Besonders bedenklich sind Kreditexzesse wie vor dem Platzen der Blase 2007. Der Anstieg der Studentenkredite ist schwindelerregend: 2003 waren es 240 Milliarden, mit denen die US-Bildungselite in der Kreide stand, mittlerweile sind es fast 1200 Milliarden Dollar. Davon sind bei gut elf Prozent – oder 125 Milliarden – Raten 90 Tage oder mehr überfällig.

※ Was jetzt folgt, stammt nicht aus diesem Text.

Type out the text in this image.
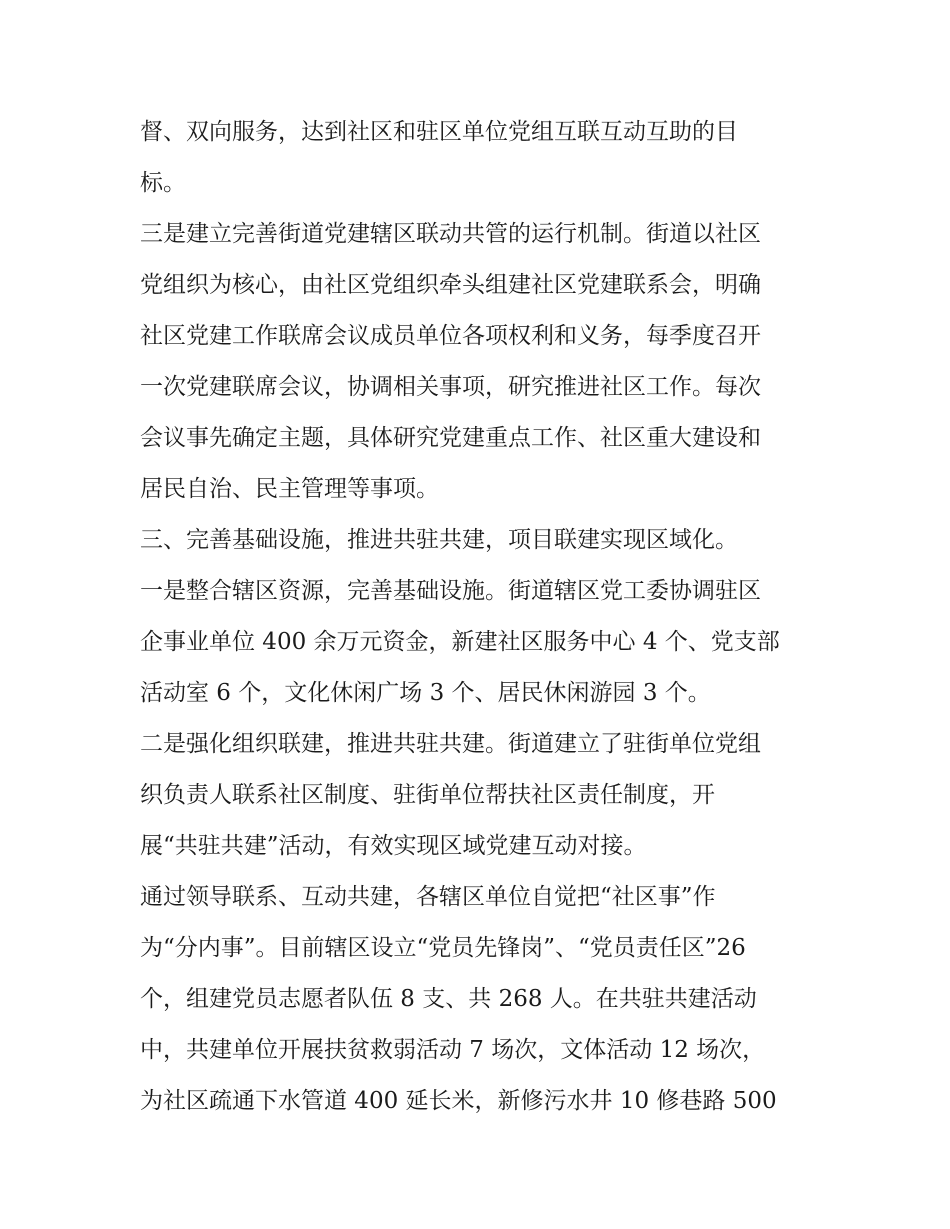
督、双向服务，达到社区和驻区单位党组互联互动互助的目
标。
三是建立完善街道党建辖区联动共管的运行机制。街道以社区
党组织为核心，由社区党组织牵头组建社区党建联系会，明确
社区党建工作联席会议成员单位各项权利和义务，每季度召开
一次党建联席会议，协调相关事项，研究推进社区工作。每次
会议事先确定主题，具体研究党建重点工作、社区重大建设和
居民自治、民主管理等事项。
三、完善基础设施，推进共驻共建，项目联建实现区域化。
一是整合辖区资源，完善基础设施。街道辖区党工委协调驻区
企事业单位 400 余万元资金，新建社区服务中心 4 个、党支部
活动室 6 个，文化休闲广场 3 个、居民休闲游园 3 个。
二是强化组织联建，推进共驻共建。街道建立了驻街单位党组
织负责人联系社区制度、驻街单位帮扶社区责任制度，开
展“共驻共建”活动，有效实现区域党建互动对接。
通过领导联系、互动共建，各辖区单位自觉把“社区事”作
为“分内事”。目前辖区设立“党员先锋岗”、“党员责任区”26
个，组建党员志愿者队伍 8 支、共 268 人。在共驻共建活动
中，共建单位开展扶贫救弱活动 7 场次，文体活动 12 场次，
为社区疏通下水管道 400 延长米，新修污水井 10 修巷路 500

Noch irrwitziger sind die Praktiken bei Automobilkrediten: Rodney D., seit 1991 arbeitslos und Sozialhilfe-Empfänger, erhielt 15.000 Dollar für den Kauf eines gebrauchten Mitsubishi, schilderte die New York Times. Kein Einzelfall. US-Konsumenten können Kredite aufnehmen, die den Wert des gekauften Gefährtes weit übersteigen. Der "Subprime"-Anteil, also für Menschen mit extrem schlechter Bonität, macht gut ein Viertel der Autokredite aus. Tendenz steigend. Für die Autokäufer sind die Zinsen zwar horrend, viele werden die Schulden bis an ihr Lebensende nicht los. Den Anbietern ist das egal: Kann ein Kreditnehmer nicht zahlen, wird ihm per Fernsteuerung die Zündung abgestellt. Und das Auto weiterverscherbelt.

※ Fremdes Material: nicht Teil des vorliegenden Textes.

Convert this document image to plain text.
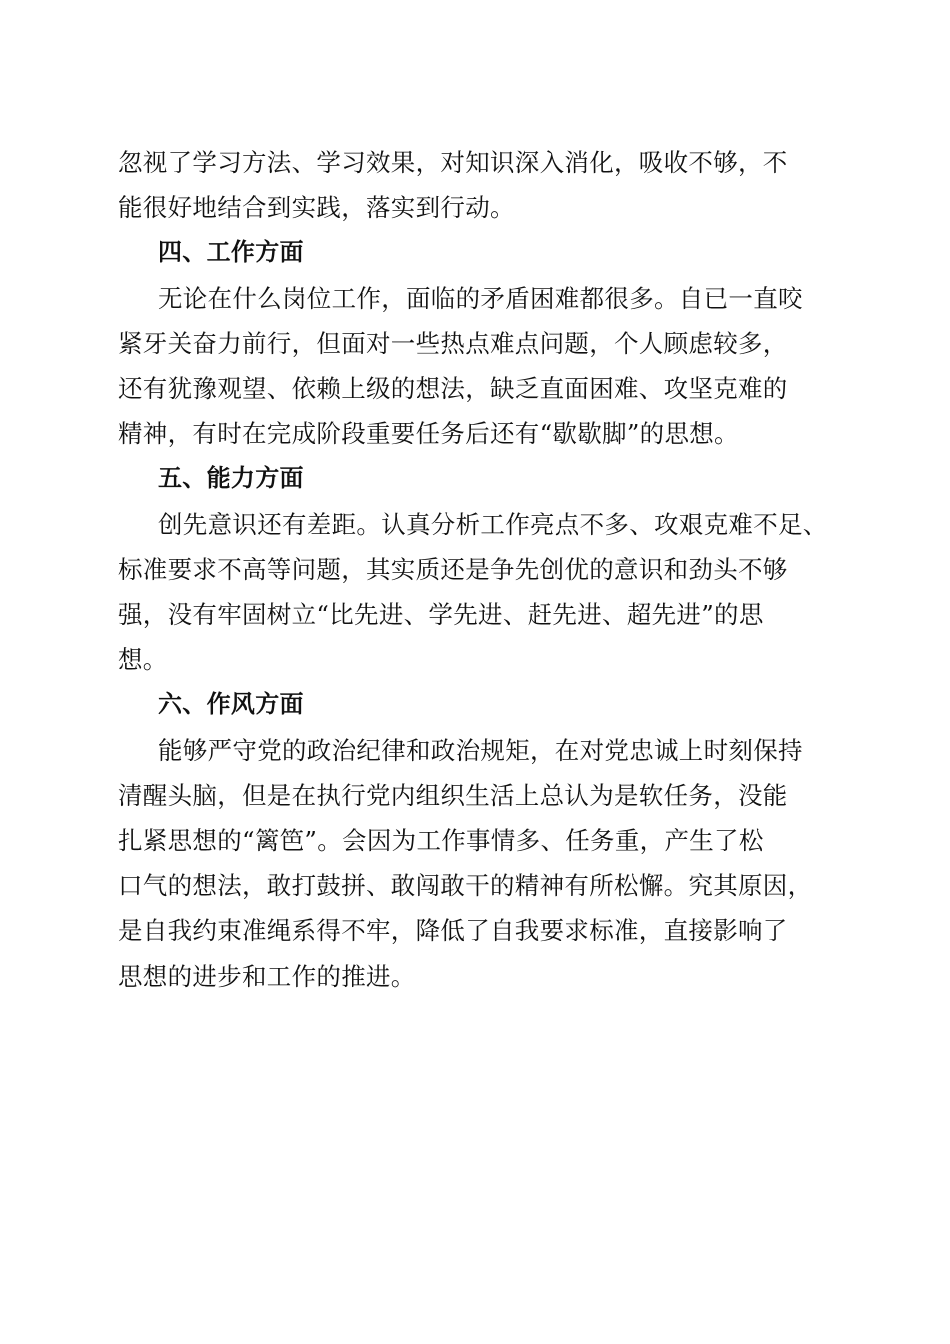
忽视了学习方法、学习效果，对知识深入消化，吸收不够，不
能很好地结合到实践，落实到行动。

四、工作方面

无论在什么岗位工作，面临的矛盾困难都很多。自已一直咬
紧牙关奋力前行，但面对一些热点难点问题，个人顾虑较多，
还有犹豫观望、依赖上级的想法，缺乏直面困难、攻坚克难的
精神，有时在完成阶段重要任务后还有“歇歇脚”的思想。

五、能力方面

创先意识还有差距。认真分析工作亮点不多、攻艰克难不足、
标准要求不高等问题，其实质还是争先创优的意识和劲头不够
强，没有牢固树立“比先进、学先进、赶先进、超先进”的思
想。

六、作风方面

能够严守党的政治纪律和政治规矩，在对党忠诚上时刻保持
清醒头脑，但是在执行党内组织生活上总认为是软任务，没能
扎紧思想的“篱笆”。会因为工作事情多、任务重，产生了松
口气的想法，敢打鼓拼、敢闯敢干的精神有所松懈。究其原因，
是自我约束准绳系得不牢，降低了自我要求标准，直接影响了
思想的进步和工作的推进。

Die US-Regierung schraubt ständig an den Darlehen herum, sodass US-Studenten vor einem Dickicht an Zahlungsoptionen stehen: Klassisch ist die fixe Monatsrate (Minimum 50 Dollar) über (je nach Kredithöhe) einen Zeitraum von 10 bis 30 Jahren. Bei gestaffelter Rückzahlung ist die Rate anfangs niedrig, steigt aber alle zwei Jahre an. Für Geringverdiener gibt es einkommensabhängige Varianten, wo zum Beispiel 15 Prozent des Einkommens über 25 Jahre oder "nur" 10 Prozent des Einkommens über 20 Jahre Laufzeit retourniert werden müssen. Am Ende der Laufzeit verfällt die Restschuld, allerdings können Steuerzahlungen fällig werden. Bei problematischer Finanzlage können Raten ausgesetzt werden – bei Arbeitslosigkeit bis zu drei Jahre. Wer in öffentlich-rechtlichen Behörden oder NGOs arbeitet, darf nach zehn Jahren um Erlass der Restschuld ansuchen.